Pinpin va apprendre le judo et le coloriage, il va écouter les histoires, le soir. Pinpin va passer plein de super vacances avec eux - il va même regarder du coin d’un oeil noir l’arrivée d’une petite soeur.

Le meilleur copain du Gamin. Son confident. Son alter-ego avec de la mousse dedans.

 

Il en a vécu des aventures, Pinpin.

Il s’en est passé, des années.

Des années.

 

Mais il faut croire que même l’amour ça va, ça vient.

Les enfants grandissent et personne n’y peut rien.

 

Alors un soir, comme ça, sans prévenir, Gamin l’a laissé, posé à l’autre bout du lit.

Le lendemain, il ne l’a presque pas touché.

Gamin n’en était plus vraiment un et il n’avait plus besoin de Pinpin.

Pinpin s’est mis à clignoter : un jour dans les bras, un jour oublié. Une nuit dans les draps, trois dans le panier. Quelques confidences, encore mais Gamin va faire du vélo dans la cour avec des copains, il ne va quand même pas…

De moins en moins de Pinpin.

 

Jusqu’à ce départ en vacances.

- Tu prends ton Pinpin ou pas, mon grand ?

Regard noir de pré-adolescent.

 

Au retour, la Mère mettra Pinpin sur l’étagère des autres peluches inutilisées – avec une sorte de regret et un peu d’angoisse. Parce que son fils grandit. Parce qu’elle, en parallèle, vieillit. Parce qu’une page se tourne. Parce qu’un jour c’est elle que son Gamin mettra sur une étagère, peut-être. Pour qu’elle s’y efface et le laisse vivre sans avoir besoin d’elle – sauf de temps en temps et de loin en loin. En se disant qu’elle a bien fait son boulot de mère…

 

Pinpin aurait bien voulu en pleurer.

Ou composer des chansons sur le temps qui passe et tout ce qui s’en va avec lui.

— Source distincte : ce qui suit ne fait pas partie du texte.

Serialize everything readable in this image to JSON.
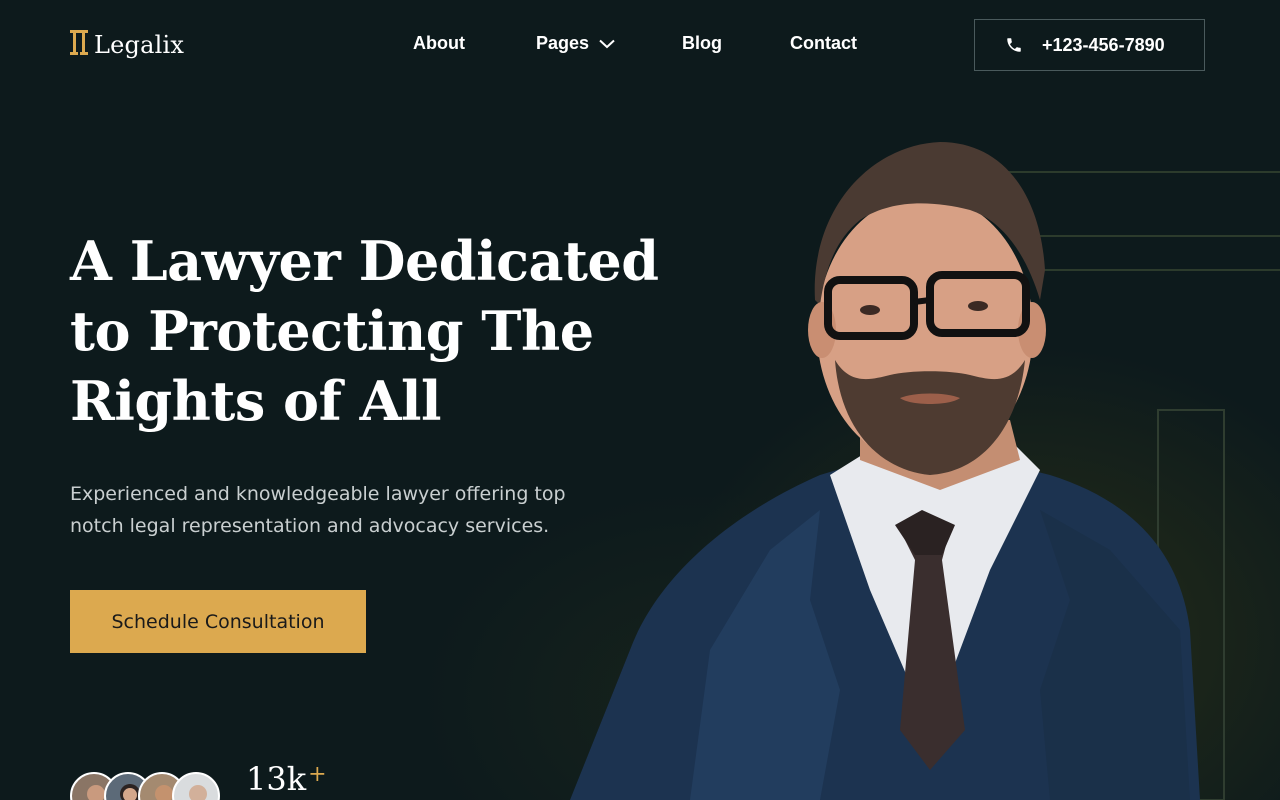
{
  "brand": {
    "name": "Legalix"
  },
  "nav": {
    "items": [
      {
        "label": "About"
      },
      {
        "label": "Pages"
      },
      {
        "label": "Blog"
      },
      {
        "label": "Contact"
      }
    ]
  },
  "header": {
    "phone": "+123-456-7890"
  },
  "hero": {
    "title_lines": [
      "A Lawyer Dedicated",
      "to Protecting The",
      "Rights of All"
    ],
    "subtitle": "Experienced and knowledgeable lawyer offering top notch legal representation and advocacy services.",
    "cta_label": "Schedule Consultation"
  },
  "stats": {
    "clients_value": "13k",
    "clients_suffix": "+"
  },
  "colors": {
    "background": "#0d1a1c",
    "accent": "#dca94f",
    "text": "#ffffff",
    "muted_text": "#c9cfd0"
  },
  "icons": {
    "logo": "pillar-icon",
    "pages_dropdown": "chevron-down-icon",
    "phone": "phone-icon"
  }
}
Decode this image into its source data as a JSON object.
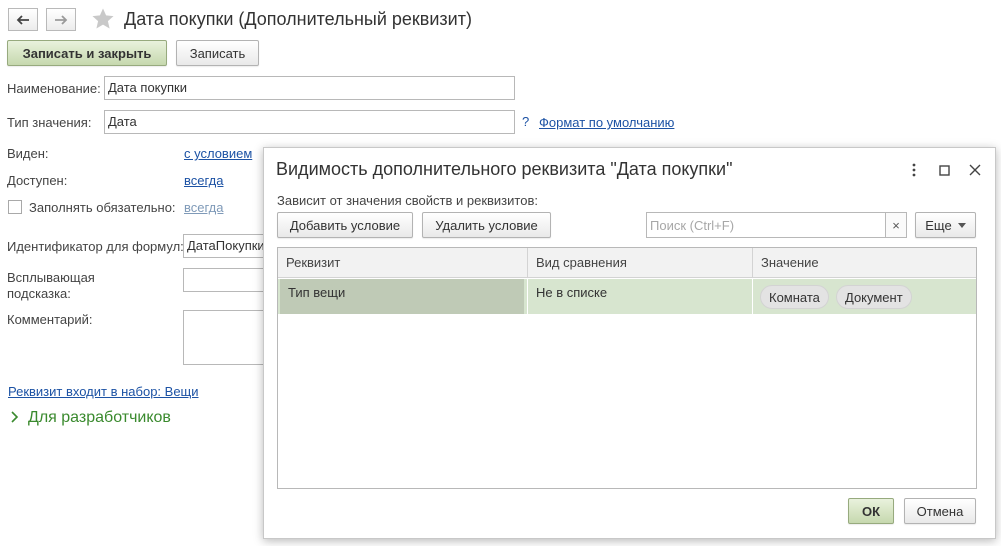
{
  "window": {
    "title": "Дата покупки (Дополнительный реквизит)",
    "save_close_label": "Записать и закрыть",
    "save_label": "Записать"
  },
  "form": {
    "name_label": "Наименование:",
    "name_value": "Дата покупки",
    "type_label": "Тип значения:",
    "type_value": "Дата",
    "help_mark": "?",
    "format_link": "Формат по умолчанию",
    "visible_label": "Виден:",
    "visible_link": "с условием",
    "available_label": "Доступен:",
    "available_link": "всегда",
    "required_label": "Заполнять обязательно:",
    "required_link": "всегда",
    "formula_id_label": "Идентификатор для формул:",
    "formula_id_value": "ДатаПокупки",
    "tooltip_label_line1": "Всплывающая",
    "tooltip_label_line2": "подсказка:",
    "comment_label": "Комментарий:",
    "set_link": "Реквизит входит в набор: Вещи",
    "dev_section": "Для разработчиков"
  },
  "dialog": {
    "title": "Видимость дополнительного реквизита \"Дата покупки\"",
    "depends_label": "Зависит от значения свойств и реквизитов:",
    "add_condition": "Добавить условие",
    "remove_condition": "Удалить условие",
    "search_placeholder": "Поиск (Ctrl+F)",
    "clear_search": "×",
    "more_label": "Еще",
    "ok_label": "ОК",
    "cancel_label": "Отмена",
    "columns": [
      "Реквизит",
      "Вид сравнения",
      "Значение"
    ],
    "rows": [
      {
        "attribute": "Тип вещи",
        "comparison": "Не в списке",
        "values": [
          "Комната",
          "Документ"
        ]
      }
    ]
  },
  "colors": {
    "accent_green": "#3a8a2e",
    "link_blue": "#1c52a4",
    "selected_row": "#d7e5cf",
    "selected_cell": "#bfcab6"
  }
}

L’horreur lente de l’oubli.

Mais c’est un lapin en peluche. Alors il s’est contenté de rester là, à prendre la poussière, à se décolorer au soleil et regarder Gamin qui était tout pour lui devenir un autre tout sans lui.

 

- T’as gardé ton doudou de gosse ? Trop mignon !

- Ça va…

- Nan, c’est cool. Tu auras des souvenirs à passer à tes gamins, comme ça.

- T’es conne…

Et un regard en coin – un regard assassin - vers l’étagère où les livres de cours ont repoussé le lapin dans le coin.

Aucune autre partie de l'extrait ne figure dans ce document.